The HC also observed that quantum of amounts involved, even if sizeable, did not matter when questions of validity and constitutionality were dealt with and on no account should the Government venture into an area that would have the result of rendering the GR of 2019 susceptible to a full-fledged constitutional challenge.

In summary

Conclusion and comment

The HC order of 30-3-202355 provides a significant clarity on computation of premium in terms of the GRs and this could now impact the fate of several pending cases across the State. The landowners and developers will seek to benefit from this decision as it will lower the development cost for them.

The State Government should come up with a clarification to the GRs to bring out the much-needed clarity provided by the HC. However, pending such clarification from the State Government, the authorities must ensure that ULC premiums are computed in accordance with this order. Further, it would also be worthwhile to see if owners/developers make claims seeking refund of the premiums already paid by them for the land area over and above the surplus vacant land to get their lands freed from ULC.


† Partner, Khaitan & Co

†† Senior Associate, Khaitan & Co

1. Maharashtra Chamber of Housing Industry v. State of Maharashtra, 2014 SCC OnLine Bom 1083

2. Maharashtra Chamber of Housing Industry v. State of Maharashtra, Special Leave Petition (C) No. 29006 of 2014.

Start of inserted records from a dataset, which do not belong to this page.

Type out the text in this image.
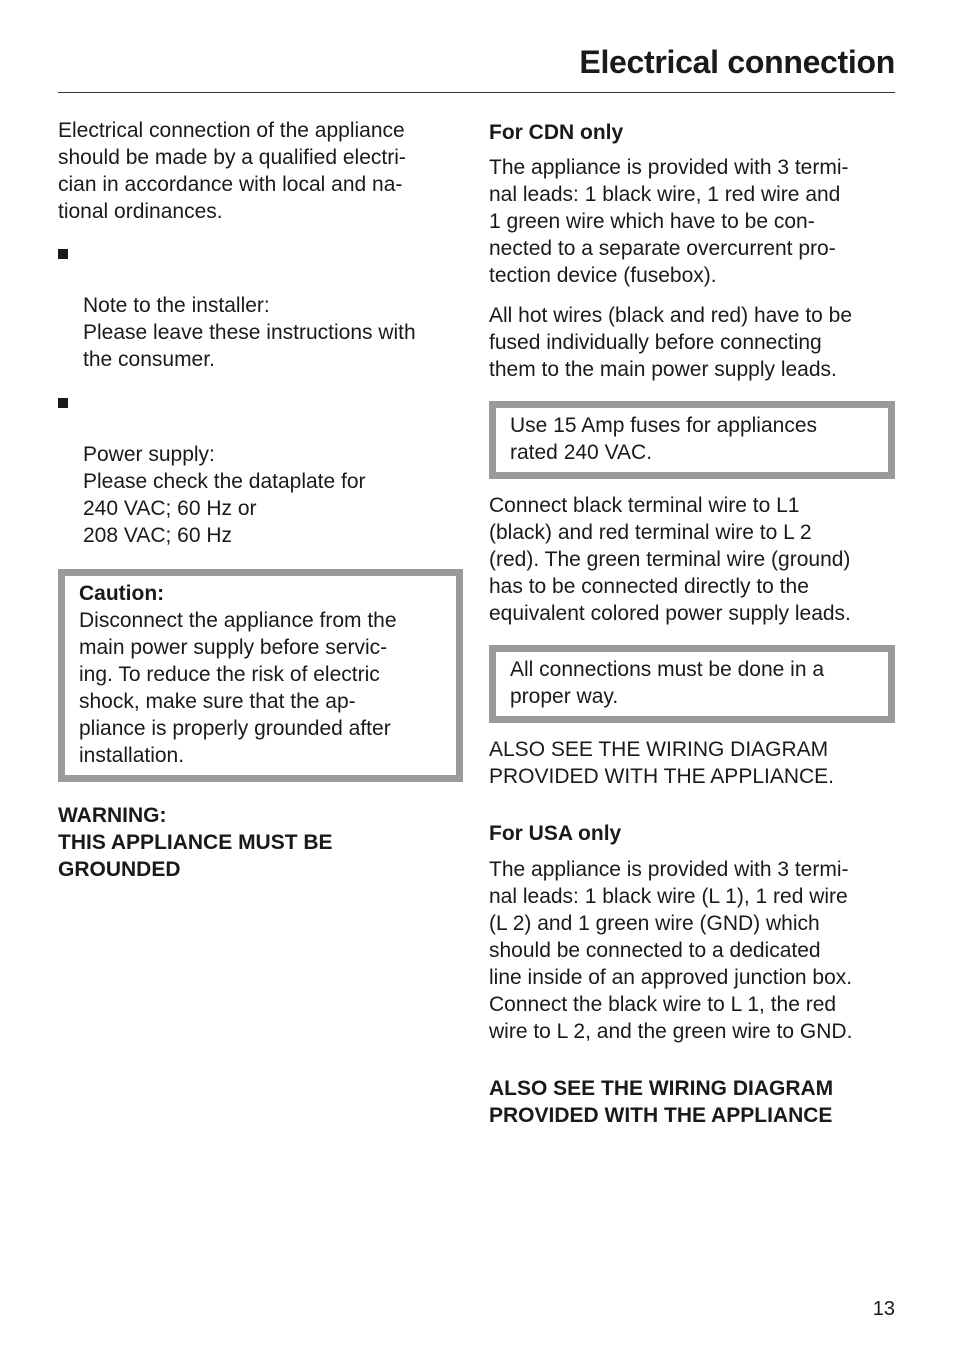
Electrical connection

Electrical connection of the appliance
should be made by a qualified electri-
cian in accordance with local and na-
tional ordinances.

Note to the installer:
Please leave these instructions with
the consumer.

Power supply:
Please check the dataplate for
240 VAC; 60 Hz or
208 VAC; 60 Hz

Caution:

Disconnect the appliance from the
main power supply before servic-
ing. To reduce the risk of electric
shock, make sure that the ap-
pliance is properly grounded after
installation.

WARNING:
THIS APPLIANCE MUST BE
GROUNDED

For CDN only

The appliance is provided with 3 termi-
nal leads: 1 black wire, 1 red wire and
1 green wire which have to be con-
nected to a separate overcurrent pro-
tection device (fusebox).

All hot wires (black and red) have to be
fused individually before connecting
them to the main power supply leads.

Use 15 Amp fuses for appliances
rated 240 VAC.

Connect black terminal wire to L1
(black) and red terminal wire to L 2
(red). The green terminal wire (ground)
has to be connected directly to the
equivalent colored power supply leads.

All connections must be done in a
proper way.

ALSO SEE THE WIRING DIAGRAM
PROVIDED WITH THE APPLIANCE.

For USA only

The appliance is provided with 3 termi-
nal leads: 1 black wire (L 1), 1 red wire
(L 2) and 1 green wire (GND) which
should be connected to a dedicated
line inside of an approved junction box.
Connect the black wire to L 1, the red
wire to L 2, and the green wire to GND.

ALSO SEE THE WIRING DIAGRAM
PROVIDED WITH THE APPLIANCE

13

3. Salim Alimohomed Porbanderwalla v. State of Maharashtra, 2023 SCC OnLine Bom 731.

4. Vide a decision of five-Judge Bench of Supreme Court of India in Bhim Singhji v. Union of India, (1981) 1 SCC 166, the constitutional validity of ULC Act was upheld except Section 27(1) because it provided for a restriction on transfer of any urban or urbanisable land with a building or a portion of a building and which was within the ceiling area.

5. Salim Alimohomed Porbanderwalla, 2023 SCC OnLine Bom 731.